Board game published in 1975

Missile Crisis is a board wargame published by Attack Wargaming Association (AWA) in 1975 that simulates a hypothetical American invasion of Cuba in response to the Cuban Missile Crisis.

==Background==
In October 1962, an American U-2 spy plane provided photographic evidence that Soviet nuclear ballistic missiles had been installed on Cuba, only 90 mi (145 km) from American soil. Some of President John F. Kennedy's advisors on the Executive Committee of the National Security Council (EXCOMM) suggested a bombing strike on the missile silos followed by an invasion of Cuba.

==Description==
Missile Crisis is a two-player board wargame in which one player controls American forces during a hypothetical attack on Cuba, and the other controls the Cuban defenders. The Cuban player can attempt to bring in Soviet reinforcements by sea, and the Americans attempt to prevent this.

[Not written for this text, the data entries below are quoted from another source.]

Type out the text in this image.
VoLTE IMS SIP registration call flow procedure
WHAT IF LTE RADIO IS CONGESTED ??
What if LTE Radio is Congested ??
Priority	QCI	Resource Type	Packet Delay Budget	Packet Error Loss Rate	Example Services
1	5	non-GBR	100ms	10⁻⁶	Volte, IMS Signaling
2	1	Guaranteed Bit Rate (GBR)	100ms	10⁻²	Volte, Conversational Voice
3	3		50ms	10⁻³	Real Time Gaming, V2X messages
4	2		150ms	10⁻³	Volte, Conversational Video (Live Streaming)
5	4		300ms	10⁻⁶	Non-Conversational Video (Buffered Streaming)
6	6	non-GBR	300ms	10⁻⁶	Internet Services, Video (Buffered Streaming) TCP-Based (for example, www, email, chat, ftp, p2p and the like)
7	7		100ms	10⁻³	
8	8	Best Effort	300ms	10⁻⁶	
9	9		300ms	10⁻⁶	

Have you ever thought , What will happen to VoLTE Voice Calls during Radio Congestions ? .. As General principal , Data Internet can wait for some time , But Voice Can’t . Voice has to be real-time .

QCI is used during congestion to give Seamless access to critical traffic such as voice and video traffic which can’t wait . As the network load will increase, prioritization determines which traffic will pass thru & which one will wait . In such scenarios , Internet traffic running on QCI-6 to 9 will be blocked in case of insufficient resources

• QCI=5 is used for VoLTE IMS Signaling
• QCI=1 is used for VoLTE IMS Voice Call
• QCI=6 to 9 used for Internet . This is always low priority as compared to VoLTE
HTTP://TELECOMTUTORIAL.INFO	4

The American player wins by destroying the Soviet missile silos. The Cuban player wins by preventing this.

==Publication history==
Missile Crisis was designed by David Gallagher and submitted to AWA for publication. After playtesting the game, AWA founder Dave Casciano revised the rules and published the result in 1975, packaged in a ziplock bag.

==Reception==
In his 1977 book The Comprehensive Guide to Board Wargaming, Nick Palmer thought the map and counters representing aircraft, ships, land forces and submarines were colorful, and characterized the game as "fairly simple, moderate length."

In The Guide to Simulations/Games for Education and Training, Martin Campion found this to be a quick game. He pointed out that the game should have included non-military elements, but thought that those could be added by creative players. He concluded, "Its main problem is that the garish map hurts the eyes of those who look at it very long."